Statistical analysis of differences between two groups was performed with Student’s t test (two-tailed). P < 0.05 was considered statistically significant. Error bars represent the mean ± SEM.
The data are available from the corresponding author on reasonable request.

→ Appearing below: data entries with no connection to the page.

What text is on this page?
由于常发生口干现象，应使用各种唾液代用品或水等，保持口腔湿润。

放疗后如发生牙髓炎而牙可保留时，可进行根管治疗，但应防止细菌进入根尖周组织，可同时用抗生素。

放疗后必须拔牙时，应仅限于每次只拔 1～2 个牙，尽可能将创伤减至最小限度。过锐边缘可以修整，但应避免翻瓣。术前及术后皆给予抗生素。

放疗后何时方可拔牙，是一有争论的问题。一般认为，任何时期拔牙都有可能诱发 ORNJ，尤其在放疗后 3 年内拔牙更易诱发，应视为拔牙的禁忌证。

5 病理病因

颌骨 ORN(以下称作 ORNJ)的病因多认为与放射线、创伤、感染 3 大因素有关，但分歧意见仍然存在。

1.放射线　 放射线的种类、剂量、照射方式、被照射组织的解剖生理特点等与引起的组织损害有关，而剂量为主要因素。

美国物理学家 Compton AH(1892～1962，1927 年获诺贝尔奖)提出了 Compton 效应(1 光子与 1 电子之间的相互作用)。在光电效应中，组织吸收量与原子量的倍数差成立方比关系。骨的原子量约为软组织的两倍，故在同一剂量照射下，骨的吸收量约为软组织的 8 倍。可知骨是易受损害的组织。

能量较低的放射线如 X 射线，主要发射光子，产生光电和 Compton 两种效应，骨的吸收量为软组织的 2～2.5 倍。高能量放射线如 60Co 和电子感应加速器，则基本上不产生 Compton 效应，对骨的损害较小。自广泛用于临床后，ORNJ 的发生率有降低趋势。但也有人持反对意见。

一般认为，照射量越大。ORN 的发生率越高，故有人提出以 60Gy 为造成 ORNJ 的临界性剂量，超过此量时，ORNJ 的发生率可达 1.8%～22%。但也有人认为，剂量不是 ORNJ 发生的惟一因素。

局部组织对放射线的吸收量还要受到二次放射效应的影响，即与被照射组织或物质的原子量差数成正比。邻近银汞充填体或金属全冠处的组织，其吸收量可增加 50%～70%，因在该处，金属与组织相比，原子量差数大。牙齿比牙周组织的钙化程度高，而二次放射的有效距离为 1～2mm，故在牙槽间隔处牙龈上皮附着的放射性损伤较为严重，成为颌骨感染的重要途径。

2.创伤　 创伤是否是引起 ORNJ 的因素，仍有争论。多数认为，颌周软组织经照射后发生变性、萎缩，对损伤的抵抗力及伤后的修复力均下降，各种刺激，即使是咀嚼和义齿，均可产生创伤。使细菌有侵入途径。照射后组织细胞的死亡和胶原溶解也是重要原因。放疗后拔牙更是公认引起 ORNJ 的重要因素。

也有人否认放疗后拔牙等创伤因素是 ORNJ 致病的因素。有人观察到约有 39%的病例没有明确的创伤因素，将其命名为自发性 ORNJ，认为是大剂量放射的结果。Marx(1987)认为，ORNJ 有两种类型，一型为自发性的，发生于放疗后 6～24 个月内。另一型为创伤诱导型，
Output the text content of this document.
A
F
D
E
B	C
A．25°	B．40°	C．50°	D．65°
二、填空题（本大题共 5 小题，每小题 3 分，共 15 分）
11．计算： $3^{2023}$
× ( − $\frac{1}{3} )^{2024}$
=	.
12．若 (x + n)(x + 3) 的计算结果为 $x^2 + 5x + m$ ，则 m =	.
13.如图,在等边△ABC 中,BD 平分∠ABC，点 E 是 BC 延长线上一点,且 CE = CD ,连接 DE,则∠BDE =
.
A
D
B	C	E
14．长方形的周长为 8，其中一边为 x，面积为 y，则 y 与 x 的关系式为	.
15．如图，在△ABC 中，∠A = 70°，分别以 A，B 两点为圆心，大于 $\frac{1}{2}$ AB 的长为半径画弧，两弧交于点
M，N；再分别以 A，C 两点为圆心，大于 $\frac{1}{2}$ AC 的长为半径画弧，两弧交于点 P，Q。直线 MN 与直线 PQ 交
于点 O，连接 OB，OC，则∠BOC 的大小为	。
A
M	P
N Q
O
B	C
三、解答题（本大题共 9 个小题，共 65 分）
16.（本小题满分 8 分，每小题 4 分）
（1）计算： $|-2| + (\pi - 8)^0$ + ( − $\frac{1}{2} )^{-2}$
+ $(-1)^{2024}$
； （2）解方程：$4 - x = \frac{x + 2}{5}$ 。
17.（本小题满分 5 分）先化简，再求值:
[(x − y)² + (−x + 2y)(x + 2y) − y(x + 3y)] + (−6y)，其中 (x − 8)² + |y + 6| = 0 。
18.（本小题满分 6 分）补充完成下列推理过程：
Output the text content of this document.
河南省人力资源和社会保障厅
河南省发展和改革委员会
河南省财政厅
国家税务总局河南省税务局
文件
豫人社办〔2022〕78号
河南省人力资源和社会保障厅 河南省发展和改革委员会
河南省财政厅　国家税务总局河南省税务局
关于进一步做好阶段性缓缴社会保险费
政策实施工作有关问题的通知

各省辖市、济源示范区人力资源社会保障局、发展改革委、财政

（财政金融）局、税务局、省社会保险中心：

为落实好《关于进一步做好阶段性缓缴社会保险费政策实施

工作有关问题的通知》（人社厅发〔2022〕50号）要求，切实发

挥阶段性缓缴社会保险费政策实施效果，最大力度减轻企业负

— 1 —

Online supplemental material
Fig. S1 shows the scheme for the construction of Regnase-1 S435A/S439A double knock-in mice and shows that cell lysates from wild-type and these mutant macrophages stimulated with LPS have been analyzed by immunoblotting with the indicated antibodies. Fig. S2 shows the flow cytometric pattern of CD4+ T cell subsets after in vitro differentiation from naive CD4+ T cells and the comparison of mRNA and protein levels in WT and Regnase-1AA/AA LSECs stimulated with several proinflammatory cytokines. Fig. S3 shows the scheme for the construction of Regnase-1 frameshift mutant and Regnase-1 S513A knock-in mice using the CRISPR/Cas9 system. Fig. S4 shows the flow cytometric pattern of Th1 and Th17 cells in lymph node cells and splenocytes from WT and Regnase-1ΔCTD/ΔCTD mice at 28 d after EAE immunization and the numbers of Th1 and Th17 cells. Table S1 indicates the amino acids of Regnase-1 that are phosphorylated when coexpressed with Act1 and TBK1 or IKKi in HEK293 cells.
We thank our laboratory members: E. Kamada for secretarial assistance and R. Kawaguchi, C. Funamoto, and N. Kitagaki for technical assistance. We thank Y. Takada and Dr. K. Saito for measurements and analysis of mass spectrometry, Dr. Y. Matsushima for providing Act1-deficient MEFs, and Dr. M. Ikawa and Dr. M. Okabe for the construction of Regnase-1 ΔCTD mutant mice. We also thank Ryan Chastain-Gross from Edanz Group for editing a draft of this manuscript.
This work was supported by the Japanese Ministry of Education, Culture, Sports, Science, and Technology (MEXT)’s Specially Promoted Research (15H05704); the Japan Society for the Promotion of Science through the Funding Program for World-Leading Innovative R&D on Science and Technology (FIRST Program); and the National Institutes of Health (P01 A1070167).
S. Akira has research support from Chugai Pharmaceutical Co. Ltd. The terms of this arrangement have been reviewed and approved by Osaka University in accordance with its policy on objectivity in research. The authors declare no additional competing financial interests.
Author contributions: H. Tanaka performed most of the experiments. Y. Arima, D. Kamimura, and Y. Tanaka performed cell transplantation experiments. T. Uehata generated Regnase-1AA/AA mice. N. Takahashi generated antibodies. H. Tanaka, Y. Arima, D. Kamimura, T. Satoh, K. Maeda, M. Murakami, and S. Akira analyzed the data. H. Tanaka and S. Akira designed the study and prepared the manuscript.